HBase checkAndPut atomicity clarification HBase checkAndPut atomicity clarification hadoop hadoop

HBase checkAndPut atomicity clarification


Before trying to understand how checkAndPut behaves in case of a non-existing row, you should first understand how mutations work in HBase.

Mutations in HBase

A mutation in HBase is any write operation e.g. Put, Delete etc. Since HBase is a strongly consistent system and it provides atomicity guarantees for a single row (across column families), all the mutations for a particular row have to go through the same server. You should read more on the concept of regions and regionservers in HBase documentation to understand how HBase divides the responsibility of serving non-overlapping partitions of the row key space across a bunch of servers.

Whenever, a regionserver gets a mutation for a particular row, it acquires an in-memory write lock on the value of that row key. This essentially means four things:

  1. Since one row can be written by only one regionserver, there can never be more than one servers trying to write to and acquire lock for the same row.
  2. Since the lock is in memory, if the server crashes immediately after the lock acquistion, the lock is automatically released. The region's responsibility will then gracefully move to a new server, but your operation would have failed (not accounting for automatic retries on the client).
  3. Since the write lock is for the whole row, a mutation to column x will cause operations to column y of the same row to get blocked.
  4. Since the lock is on the value of the row key (the regionserver maintains a list of currently locked rows in memory), the row does not necessarily have to exist beforehand.

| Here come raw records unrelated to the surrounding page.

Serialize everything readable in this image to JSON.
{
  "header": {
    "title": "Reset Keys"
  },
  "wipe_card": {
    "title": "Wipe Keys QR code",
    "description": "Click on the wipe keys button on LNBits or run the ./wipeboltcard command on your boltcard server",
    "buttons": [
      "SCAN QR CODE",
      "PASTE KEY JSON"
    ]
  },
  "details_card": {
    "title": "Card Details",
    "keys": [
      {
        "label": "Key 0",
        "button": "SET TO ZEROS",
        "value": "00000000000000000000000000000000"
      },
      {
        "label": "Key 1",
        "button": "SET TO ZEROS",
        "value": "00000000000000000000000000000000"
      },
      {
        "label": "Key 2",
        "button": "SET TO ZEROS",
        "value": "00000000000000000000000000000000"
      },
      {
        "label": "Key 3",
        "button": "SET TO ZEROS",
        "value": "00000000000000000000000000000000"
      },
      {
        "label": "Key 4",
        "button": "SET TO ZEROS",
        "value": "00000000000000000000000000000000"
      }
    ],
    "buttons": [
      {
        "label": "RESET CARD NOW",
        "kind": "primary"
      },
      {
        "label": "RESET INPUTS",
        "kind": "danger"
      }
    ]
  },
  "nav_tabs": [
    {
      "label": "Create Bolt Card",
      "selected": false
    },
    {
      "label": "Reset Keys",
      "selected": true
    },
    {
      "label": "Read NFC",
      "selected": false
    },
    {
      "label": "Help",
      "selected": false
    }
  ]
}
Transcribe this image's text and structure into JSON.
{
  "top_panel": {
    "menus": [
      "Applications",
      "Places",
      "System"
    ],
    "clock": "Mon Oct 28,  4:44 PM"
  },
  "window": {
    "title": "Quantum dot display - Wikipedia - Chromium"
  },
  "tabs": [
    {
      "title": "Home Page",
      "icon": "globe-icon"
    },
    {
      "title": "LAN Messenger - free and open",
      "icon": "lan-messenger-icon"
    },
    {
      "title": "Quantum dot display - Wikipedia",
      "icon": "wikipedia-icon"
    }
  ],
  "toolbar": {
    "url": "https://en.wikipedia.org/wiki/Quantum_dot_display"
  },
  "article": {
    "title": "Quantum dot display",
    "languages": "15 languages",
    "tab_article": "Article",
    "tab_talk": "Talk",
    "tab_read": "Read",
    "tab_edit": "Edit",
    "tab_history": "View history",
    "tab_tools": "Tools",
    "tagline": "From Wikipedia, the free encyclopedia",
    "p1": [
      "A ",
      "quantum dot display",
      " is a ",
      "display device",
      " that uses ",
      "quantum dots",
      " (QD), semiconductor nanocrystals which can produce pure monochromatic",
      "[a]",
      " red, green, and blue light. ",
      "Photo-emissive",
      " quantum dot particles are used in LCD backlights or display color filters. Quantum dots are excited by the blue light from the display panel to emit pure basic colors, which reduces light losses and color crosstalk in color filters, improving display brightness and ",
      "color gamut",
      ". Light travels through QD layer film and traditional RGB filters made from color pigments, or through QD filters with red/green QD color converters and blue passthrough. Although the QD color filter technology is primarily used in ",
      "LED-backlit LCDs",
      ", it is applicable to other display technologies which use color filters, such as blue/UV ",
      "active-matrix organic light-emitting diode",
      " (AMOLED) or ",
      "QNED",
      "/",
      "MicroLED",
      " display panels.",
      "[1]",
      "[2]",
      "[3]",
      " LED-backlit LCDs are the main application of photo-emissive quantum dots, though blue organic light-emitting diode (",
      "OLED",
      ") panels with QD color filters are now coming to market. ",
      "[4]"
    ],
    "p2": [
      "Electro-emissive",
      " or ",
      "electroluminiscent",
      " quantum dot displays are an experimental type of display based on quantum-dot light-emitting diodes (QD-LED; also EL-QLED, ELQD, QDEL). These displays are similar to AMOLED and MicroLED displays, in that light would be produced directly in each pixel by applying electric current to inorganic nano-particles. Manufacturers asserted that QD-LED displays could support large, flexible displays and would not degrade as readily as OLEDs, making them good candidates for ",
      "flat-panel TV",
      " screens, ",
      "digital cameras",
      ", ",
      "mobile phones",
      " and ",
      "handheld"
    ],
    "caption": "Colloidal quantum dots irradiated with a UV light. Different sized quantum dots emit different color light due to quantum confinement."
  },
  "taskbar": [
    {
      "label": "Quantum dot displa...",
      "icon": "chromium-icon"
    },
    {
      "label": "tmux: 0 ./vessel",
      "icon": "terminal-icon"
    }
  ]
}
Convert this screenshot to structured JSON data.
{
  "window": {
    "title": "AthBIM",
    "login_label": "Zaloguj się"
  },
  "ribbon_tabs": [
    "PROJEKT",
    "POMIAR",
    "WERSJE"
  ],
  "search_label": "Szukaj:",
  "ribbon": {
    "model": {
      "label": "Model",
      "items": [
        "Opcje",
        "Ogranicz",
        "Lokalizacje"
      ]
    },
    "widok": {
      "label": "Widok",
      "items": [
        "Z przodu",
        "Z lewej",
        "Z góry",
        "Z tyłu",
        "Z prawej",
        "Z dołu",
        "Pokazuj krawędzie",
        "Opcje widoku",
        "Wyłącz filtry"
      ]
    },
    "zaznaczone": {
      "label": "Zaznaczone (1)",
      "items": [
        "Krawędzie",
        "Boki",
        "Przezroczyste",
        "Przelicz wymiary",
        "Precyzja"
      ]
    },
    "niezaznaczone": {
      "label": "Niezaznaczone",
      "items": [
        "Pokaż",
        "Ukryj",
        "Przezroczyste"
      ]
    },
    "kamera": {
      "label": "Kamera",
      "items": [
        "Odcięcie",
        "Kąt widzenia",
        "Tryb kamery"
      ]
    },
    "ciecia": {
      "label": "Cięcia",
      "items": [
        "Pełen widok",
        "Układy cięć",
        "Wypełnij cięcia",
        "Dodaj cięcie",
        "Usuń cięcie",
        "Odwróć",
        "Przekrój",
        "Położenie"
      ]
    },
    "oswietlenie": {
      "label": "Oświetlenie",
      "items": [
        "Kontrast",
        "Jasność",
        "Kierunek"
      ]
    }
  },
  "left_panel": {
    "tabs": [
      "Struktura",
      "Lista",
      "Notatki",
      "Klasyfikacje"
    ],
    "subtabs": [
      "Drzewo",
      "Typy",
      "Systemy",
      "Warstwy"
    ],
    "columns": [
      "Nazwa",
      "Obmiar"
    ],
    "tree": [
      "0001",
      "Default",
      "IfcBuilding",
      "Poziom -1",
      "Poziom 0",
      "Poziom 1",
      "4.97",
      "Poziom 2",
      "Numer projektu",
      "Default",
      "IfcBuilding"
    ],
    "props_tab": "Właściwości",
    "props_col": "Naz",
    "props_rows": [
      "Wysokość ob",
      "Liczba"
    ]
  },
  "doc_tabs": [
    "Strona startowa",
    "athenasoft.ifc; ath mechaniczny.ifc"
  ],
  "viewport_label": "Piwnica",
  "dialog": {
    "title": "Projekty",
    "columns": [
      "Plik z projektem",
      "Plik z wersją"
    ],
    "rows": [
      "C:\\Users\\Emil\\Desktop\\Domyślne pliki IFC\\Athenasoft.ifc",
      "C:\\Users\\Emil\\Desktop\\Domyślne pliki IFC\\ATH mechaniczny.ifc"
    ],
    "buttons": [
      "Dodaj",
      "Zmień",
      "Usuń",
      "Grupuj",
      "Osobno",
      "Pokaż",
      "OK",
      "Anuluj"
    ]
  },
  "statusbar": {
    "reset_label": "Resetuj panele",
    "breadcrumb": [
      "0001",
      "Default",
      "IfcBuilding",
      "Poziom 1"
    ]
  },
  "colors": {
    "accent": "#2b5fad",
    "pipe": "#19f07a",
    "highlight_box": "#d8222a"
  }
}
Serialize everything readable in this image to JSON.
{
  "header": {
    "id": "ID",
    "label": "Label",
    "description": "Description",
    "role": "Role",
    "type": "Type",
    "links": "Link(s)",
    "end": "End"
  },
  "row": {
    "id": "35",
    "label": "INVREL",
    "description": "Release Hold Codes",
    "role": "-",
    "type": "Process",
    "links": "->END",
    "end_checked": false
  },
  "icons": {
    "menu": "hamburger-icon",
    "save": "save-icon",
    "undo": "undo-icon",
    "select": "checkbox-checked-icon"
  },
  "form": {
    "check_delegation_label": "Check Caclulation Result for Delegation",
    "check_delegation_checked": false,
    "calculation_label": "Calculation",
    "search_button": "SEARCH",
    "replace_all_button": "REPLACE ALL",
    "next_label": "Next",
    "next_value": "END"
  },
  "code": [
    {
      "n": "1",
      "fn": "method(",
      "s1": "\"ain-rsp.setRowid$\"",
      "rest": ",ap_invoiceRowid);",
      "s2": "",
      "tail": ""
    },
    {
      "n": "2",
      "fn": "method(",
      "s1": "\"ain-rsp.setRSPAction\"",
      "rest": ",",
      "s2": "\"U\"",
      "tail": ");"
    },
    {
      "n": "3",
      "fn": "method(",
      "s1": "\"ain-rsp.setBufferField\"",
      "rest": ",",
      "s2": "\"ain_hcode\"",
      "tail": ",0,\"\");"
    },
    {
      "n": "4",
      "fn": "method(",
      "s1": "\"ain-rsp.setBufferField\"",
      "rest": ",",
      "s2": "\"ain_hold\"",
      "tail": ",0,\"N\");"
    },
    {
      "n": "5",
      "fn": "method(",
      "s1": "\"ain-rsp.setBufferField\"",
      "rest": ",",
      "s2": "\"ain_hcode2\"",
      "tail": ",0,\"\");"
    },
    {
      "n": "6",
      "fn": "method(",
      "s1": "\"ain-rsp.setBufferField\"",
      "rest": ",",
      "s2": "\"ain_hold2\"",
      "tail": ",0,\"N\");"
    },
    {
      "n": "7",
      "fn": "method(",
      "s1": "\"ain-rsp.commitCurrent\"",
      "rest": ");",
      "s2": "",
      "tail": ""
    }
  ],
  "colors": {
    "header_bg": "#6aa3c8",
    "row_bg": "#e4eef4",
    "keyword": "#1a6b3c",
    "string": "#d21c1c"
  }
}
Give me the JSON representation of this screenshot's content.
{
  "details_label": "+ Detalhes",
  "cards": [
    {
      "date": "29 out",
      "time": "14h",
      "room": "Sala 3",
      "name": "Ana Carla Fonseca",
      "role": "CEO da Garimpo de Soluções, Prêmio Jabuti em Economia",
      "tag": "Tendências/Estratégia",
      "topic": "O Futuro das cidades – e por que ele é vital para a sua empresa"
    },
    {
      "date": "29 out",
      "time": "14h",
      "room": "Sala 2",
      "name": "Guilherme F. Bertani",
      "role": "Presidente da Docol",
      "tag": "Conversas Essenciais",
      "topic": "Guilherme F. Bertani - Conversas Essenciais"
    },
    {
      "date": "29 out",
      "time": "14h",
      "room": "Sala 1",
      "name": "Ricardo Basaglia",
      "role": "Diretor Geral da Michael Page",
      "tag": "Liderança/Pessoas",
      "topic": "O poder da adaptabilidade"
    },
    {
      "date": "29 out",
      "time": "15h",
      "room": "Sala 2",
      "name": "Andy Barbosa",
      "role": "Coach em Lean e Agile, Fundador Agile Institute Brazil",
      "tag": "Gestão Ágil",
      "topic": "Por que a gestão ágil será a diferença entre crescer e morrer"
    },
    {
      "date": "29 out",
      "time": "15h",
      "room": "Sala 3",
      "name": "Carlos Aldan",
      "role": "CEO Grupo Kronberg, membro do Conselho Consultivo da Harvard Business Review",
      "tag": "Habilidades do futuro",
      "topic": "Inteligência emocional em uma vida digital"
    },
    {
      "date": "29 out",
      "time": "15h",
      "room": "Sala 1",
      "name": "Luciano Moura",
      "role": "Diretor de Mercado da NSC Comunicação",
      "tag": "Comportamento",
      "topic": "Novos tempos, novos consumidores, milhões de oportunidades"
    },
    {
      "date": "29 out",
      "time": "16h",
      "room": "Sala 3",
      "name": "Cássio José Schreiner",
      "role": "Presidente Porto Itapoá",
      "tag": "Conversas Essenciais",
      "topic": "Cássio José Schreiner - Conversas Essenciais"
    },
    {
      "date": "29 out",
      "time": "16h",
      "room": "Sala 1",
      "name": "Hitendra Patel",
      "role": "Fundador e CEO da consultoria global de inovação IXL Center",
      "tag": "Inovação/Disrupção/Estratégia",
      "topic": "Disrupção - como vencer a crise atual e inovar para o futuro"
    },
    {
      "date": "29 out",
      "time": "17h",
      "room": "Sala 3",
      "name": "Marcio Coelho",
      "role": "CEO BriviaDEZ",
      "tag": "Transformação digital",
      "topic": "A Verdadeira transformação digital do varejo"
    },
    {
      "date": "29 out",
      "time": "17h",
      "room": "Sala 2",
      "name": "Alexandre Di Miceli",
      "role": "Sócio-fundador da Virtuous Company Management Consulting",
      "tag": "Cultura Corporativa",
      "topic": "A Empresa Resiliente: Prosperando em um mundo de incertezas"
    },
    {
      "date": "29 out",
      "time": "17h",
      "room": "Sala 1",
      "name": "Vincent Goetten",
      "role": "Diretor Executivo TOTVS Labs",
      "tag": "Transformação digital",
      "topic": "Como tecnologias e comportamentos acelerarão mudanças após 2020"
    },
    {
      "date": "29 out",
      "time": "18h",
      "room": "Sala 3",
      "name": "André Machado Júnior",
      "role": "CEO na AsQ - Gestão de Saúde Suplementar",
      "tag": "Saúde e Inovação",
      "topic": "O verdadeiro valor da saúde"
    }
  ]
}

CheckAndPut is no different from a regular Put in terms of locking semantics. The only difference lies in the fact that it does an extra Get operation after locking the row key to verify the existing value of a column for that row key (it can be null, the row key might not exist at all yet). This is also the reason the row key for which the Put has been generated has to be the same as the row key for which the Get operation is generated. Otherwise, the in-memory locking semantics won't be able to provide consistency guarantees.This works well with HBase's other ACID guarantees, which are also provided only at the level of a single row.